Time Left in Rehab Hell: 48 Hours And Counting

Monday, 10 a.m. The last surgeon appointment for my foot. Seven days of steroids (to remove what little swelling is left) and we are done and basically good to go. I now have a matched set of titanium screws and plates, probably worth more than all the rest of me. And yes, I plan to get a keepsake picture of my “twins” on Monday.

It’s been a long eight weeks, counted down a day at a time. From heavy gauze padding, a surgical boot, and a kneeling cart to a butterfly bandage and a toe separator, it’s been a ride. I had this surgery done on the other foot 20 years ago. I don’t remember it being this hard, but then again, I don’t recall a lot of things from 20 years ago.

I feel like that little kid in the car, driving to a vacation destination, constantly asking, “Are we there yet?” I’ve been able to swim, bike, and walk to some extent and I am really bored with limitations. Grateful for what I have been able to do the last three weeks, but definitely ready for more. I stopped by my local bike shop last week for swim goggles (my favorite pair broke, so of course I bought two pairs to replace the one that broke) and bought new running socks to celebrate my upcoming first post-op run.

Some things I will think about, now that both feet are fixed:

I will never complain about running in 90-plus degree heat again. I will be grateful for it.

I will never complain about running in the rain again. I will be grateful for it.

Trail running won’t just be something I do for training; I will learn to love it as a challenge unto itself.

I will never complain about the height of a diving block again.

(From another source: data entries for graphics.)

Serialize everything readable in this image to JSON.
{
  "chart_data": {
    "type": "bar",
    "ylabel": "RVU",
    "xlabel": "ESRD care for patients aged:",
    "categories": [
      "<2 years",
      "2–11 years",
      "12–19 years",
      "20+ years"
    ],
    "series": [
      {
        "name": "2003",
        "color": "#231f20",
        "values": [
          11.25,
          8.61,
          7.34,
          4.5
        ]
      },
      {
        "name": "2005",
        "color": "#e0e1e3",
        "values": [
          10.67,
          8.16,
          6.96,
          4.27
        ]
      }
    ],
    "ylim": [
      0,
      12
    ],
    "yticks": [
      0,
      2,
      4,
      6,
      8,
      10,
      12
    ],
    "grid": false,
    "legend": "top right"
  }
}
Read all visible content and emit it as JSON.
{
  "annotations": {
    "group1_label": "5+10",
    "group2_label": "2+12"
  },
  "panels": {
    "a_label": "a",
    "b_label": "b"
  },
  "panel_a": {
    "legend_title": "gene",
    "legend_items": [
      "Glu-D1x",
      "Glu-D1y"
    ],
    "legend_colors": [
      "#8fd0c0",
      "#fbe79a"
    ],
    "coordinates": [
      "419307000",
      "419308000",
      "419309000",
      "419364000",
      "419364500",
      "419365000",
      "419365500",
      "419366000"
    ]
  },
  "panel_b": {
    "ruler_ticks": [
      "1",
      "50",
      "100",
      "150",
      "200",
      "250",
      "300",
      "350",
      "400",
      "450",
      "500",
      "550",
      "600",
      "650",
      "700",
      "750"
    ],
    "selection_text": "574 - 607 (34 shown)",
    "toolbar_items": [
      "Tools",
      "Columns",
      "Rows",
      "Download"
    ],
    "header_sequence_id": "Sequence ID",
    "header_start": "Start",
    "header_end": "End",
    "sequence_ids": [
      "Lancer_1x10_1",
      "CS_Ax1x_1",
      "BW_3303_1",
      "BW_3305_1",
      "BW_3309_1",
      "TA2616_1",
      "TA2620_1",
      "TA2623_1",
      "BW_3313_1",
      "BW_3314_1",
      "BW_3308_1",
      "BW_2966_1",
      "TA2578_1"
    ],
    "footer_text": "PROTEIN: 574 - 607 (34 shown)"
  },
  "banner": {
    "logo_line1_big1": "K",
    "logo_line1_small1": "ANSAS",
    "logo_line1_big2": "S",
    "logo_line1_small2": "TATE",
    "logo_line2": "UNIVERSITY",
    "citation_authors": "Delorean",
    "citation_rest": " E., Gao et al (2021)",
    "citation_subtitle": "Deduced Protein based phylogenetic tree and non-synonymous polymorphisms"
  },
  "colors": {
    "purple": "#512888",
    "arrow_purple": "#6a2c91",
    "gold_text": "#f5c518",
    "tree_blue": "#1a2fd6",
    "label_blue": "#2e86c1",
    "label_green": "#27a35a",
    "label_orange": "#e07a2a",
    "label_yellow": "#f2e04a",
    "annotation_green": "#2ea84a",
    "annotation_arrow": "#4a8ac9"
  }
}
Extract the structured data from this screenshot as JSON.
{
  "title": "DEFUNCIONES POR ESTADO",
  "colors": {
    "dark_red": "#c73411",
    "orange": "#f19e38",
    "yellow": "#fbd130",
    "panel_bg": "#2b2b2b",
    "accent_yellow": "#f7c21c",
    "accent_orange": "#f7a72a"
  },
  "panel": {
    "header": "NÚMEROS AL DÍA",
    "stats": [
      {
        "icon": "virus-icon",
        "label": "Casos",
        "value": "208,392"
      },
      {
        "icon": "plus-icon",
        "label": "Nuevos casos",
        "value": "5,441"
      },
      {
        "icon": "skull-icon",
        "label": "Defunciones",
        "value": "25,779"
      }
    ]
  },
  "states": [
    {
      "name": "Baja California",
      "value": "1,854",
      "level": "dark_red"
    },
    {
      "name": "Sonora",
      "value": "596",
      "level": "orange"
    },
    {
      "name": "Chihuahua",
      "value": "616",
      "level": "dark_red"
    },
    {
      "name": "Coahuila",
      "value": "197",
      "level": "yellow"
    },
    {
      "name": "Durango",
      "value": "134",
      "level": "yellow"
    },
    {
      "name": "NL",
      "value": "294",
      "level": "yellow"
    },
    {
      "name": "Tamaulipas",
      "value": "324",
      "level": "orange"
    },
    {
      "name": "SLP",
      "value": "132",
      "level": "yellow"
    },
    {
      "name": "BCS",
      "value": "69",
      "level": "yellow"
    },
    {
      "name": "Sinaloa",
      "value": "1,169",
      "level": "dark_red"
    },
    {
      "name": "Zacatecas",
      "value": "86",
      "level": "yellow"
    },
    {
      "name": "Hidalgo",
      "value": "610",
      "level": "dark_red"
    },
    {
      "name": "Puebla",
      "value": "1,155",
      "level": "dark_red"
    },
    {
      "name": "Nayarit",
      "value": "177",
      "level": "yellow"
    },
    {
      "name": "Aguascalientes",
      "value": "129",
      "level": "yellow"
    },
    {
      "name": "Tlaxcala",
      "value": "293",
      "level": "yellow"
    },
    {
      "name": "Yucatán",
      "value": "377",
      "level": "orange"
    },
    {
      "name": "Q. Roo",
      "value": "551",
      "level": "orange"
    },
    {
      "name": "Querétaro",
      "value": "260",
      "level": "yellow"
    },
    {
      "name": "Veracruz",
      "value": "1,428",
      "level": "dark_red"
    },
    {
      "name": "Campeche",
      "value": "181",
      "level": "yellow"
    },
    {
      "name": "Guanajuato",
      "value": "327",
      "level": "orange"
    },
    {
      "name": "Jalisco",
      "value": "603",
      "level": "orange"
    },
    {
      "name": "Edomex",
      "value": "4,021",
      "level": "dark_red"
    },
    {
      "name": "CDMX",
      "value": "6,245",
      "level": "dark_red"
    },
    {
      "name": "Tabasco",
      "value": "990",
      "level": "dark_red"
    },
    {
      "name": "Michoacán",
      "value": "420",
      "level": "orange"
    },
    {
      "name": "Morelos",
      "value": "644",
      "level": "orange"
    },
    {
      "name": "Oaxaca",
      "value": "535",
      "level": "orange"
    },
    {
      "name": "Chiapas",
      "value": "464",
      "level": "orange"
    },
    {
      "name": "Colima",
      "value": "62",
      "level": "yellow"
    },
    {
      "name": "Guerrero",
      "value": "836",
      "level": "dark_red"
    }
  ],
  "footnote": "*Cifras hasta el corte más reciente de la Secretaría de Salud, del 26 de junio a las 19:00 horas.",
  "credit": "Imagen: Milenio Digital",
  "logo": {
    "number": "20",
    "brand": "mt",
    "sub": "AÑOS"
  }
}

I will get up there and learn to use it correctly, now that both feet are straight and pain-free.

I will purposely go looking for elevation changes on a bike ride, just for the challenge (aside from drawbridges, we don’t really have big hills here. Just some nice undulating roadways).

Mostly, I will be grateful to the medical technology and the people smarter than me who study hard and turn lives around putting their talents to good use, despite a pandemic and its continued impact. Labeling the doctors, nurses, and support staff who show up, keep up and move us all forward as heroes seems inadequate. The dictionary simply does not offer enough accolades to describe what they do, or thank them for it.